Faculty hope to rein in sports

By Dave Ranney     Jan 9, 2004

Upset over the ever-increasing commercialization and expense of college sports, a University of Missouri professor says it’s time to fight back.

And he’s enlisting the help of his counterparts at Kansas University and other Big 12 Conference schools.

“There’s a perception among the faculty here that sports are taking over,” said Dr. Gordon Christensen, chairman of MU’s faculty council.

“We have two coaches — basketball and football — who are making more than a million dollars a year. At the same time, we have internationally recognized faculty in the fine arts who are making $50,000 — that’s one-twentieth of what the coaches are making, and yet they’re every bit the expert in their field as the coaches are in theirs,” said Christensen, a professor of internal medicine. “It’s ridiculous.”

‘Out of hand’

Christensen has circulated a resolution, urging university presidents and chancellors to put academics ahead of athletics. MU’s faculty council passed the resolution in September.

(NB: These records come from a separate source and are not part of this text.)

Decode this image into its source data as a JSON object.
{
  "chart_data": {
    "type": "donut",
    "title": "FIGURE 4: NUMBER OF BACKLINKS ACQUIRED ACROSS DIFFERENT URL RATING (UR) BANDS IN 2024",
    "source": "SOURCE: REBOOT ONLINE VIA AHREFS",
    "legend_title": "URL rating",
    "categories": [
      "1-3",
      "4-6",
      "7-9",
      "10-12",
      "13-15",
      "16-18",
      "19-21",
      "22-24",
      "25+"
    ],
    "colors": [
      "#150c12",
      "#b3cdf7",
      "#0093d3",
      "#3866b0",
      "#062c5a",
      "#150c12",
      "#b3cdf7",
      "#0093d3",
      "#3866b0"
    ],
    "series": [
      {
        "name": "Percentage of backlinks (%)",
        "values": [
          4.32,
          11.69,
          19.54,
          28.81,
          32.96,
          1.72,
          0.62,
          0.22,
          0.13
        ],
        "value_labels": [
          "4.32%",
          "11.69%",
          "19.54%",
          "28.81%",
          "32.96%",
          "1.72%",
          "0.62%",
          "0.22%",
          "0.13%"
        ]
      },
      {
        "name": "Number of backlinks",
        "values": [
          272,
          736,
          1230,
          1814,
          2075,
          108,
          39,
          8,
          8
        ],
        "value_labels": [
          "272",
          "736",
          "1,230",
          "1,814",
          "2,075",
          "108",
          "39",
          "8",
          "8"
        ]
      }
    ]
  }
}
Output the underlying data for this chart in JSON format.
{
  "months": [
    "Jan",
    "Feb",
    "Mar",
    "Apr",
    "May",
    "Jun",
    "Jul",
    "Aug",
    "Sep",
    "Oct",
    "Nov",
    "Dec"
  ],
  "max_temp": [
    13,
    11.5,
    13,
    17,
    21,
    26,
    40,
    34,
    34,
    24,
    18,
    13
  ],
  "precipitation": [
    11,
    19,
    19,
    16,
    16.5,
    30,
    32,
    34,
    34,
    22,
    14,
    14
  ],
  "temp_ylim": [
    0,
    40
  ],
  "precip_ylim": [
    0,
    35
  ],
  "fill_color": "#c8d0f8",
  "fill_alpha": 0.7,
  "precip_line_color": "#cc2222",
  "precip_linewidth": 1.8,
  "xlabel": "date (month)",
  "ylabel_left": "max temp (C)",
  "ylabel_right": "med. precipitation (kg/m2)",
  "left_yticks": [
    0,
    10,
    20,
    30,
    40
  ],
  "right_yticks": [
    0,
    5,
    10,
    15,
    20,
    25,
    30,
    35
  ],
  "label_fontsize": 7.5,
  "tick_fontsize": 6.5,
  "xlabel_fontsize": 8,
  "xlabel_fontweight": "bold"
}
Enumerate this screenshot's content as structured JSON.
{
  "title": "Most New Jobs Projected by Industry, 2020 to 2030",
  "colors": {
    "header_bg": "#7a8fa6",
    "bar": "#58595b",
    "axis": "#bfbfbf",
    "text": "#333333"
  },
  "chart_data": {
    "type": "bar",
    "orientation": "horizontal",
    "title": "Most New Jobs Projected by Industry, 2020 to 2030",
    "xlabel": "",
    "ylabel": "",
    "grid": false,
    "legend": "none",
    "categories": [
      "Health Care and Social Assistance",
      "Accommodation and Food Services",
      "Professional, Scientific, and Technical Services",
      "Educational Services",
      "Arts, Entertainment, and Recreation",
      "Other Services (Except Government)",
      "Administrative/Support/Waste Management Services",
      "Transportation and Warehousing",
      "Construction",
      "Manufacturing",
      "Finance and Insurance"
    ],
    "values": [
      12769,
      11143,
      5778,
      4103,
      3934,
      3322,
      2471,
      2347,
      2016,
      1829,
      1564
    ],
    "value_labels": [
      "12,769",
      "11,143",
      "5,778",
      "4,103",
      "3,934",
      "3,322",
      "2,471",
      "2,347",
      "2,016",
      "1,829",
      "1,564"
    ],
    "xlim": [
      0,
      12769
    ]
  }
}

“We want to see what we can do to get this adopted by all the faculties in the Big 12,” Christensen said.

Three KU professors will join their Big 12 counterparts next week in Kansas City to see what can be done to tame — or at least contain — the beast that critics say big-time college sports has become.

Schools in other athletic conferences — including the Big 10, Pacific 10 and Southeastern Conference — already have passed resolutions similar to the one approved at MU.

KU’s faculty senate has yet to vote on the resolution.

“We’ve discussed it, and we agreed in principle with most of what it says,” said Susan Twombly, a member of KU’s SenEx. “But some of the issues need clarification.”

Twombly and professors Don Green and John Ferraro will represent KU at the Kansas City conference.

“Things are getting out of hand — there’s no question about that,” said Ferraro, who represents the KU Medical School faculty on the KU Athletic Corp. board. “The question now is, ‘OK, what can be done about it?’ And at this point, I have to say I don’t know.”

Ferraro and Twombly met Monday with KU Chancellor Robert Hemenway to discuss the issue.

‘Legitimate issue’

“Faculties across the country are expressing concern about the so-called ‘arms race’ in collegiate athletics,” Hemenway said. “It’s a legitimate issue, one that’s perfectly appropriate for the faculty to discuss.”

Like Twombly, Hemenway said he needed more information before endorsing the resolution.

It challenges universities to require more accountability from their athletic departments, including public disclosure of their finances. It also calls for:

  • Treating athletes as students rather than pampered, isolated commodities.
  • Replacing the standard one-year grants-in-aid for athletes with multiyear scholarships that have as much to do with education and graduation as they do with athletics.
  • Limiting the wearing of nonuniversity logos — the Nike swoosh, for example — on team apparel.
  • Having athletes who “face unusually strong challenges for academic success” sit out their first year of varsity competition.
  • Confining a sport’s season to a single semester.

Hemenway questioned both the practicality and relevancy of some of the recommendations.

“Ask yourself what basketball season would look like if it was confined to a single semester,” Hemenway said.

And KU already strives to tie its athletic scholarships to graduation rather than on-court performance, he said.

“It’s my understanding that the recommendation on scholarships is in there because some coaches somewhere have tried to run off student-athletes because their grants-in-aid are for only one year and they can bring in somebody else,” Hemenway said. “Well, that’s never been done at KU and, to my knowledge, it’s never been done at a major university.

“And I’d add that when (KU) eliminated the men’s swim team (2001), we guaranteed the continuation of all those athletes’ scholarships,” he said.

Hemenway is chairman of the NCAA Division I governing board, which recently enacted reforms aimed at stopping athletes from taking courses that allow them to remain academically eligible but have little to do with degree requirements.

‘The embarrassment’

At Missouri, faculty members said, there is too much evidence of what happens with unbridled athletics programs.

Christensen said MU faculty were upset by construction of a $75 million, 15,000-seat basketball arena even though the Hearnes Center is barely 30 years old and not yet paid for.

“And then there’s the embarrassment of Ricky Clemons,” Christensen said, referring to the MU point guard who was kicked off the basketball team after disobeying terms of his release from jail to a halfway house. He had been jailed after pleading guilty to charges related to domestic assault of his girlfriend.

Clemons’ girlfriend has said he was given clothes, cash and improper academic help, allegations denied by MU officials.

Christensen said he and other faculty were especially galled to learn that Clemons had been declared academically eligible after reportedly completing 27 credit hours of course work — that’s almost two semesters worth of credit — through correspondence courses offered by a small college in Idaho.

“You see all this going, on and you can’t help but wonder about the effect it has on academics,” Christensen said.

MU Chancellor Richard Wallace has fully endorsed the resolution.

“When he saw it, he said, ‘Yeah, this is exactly what we want to be doing,'” Christensen said.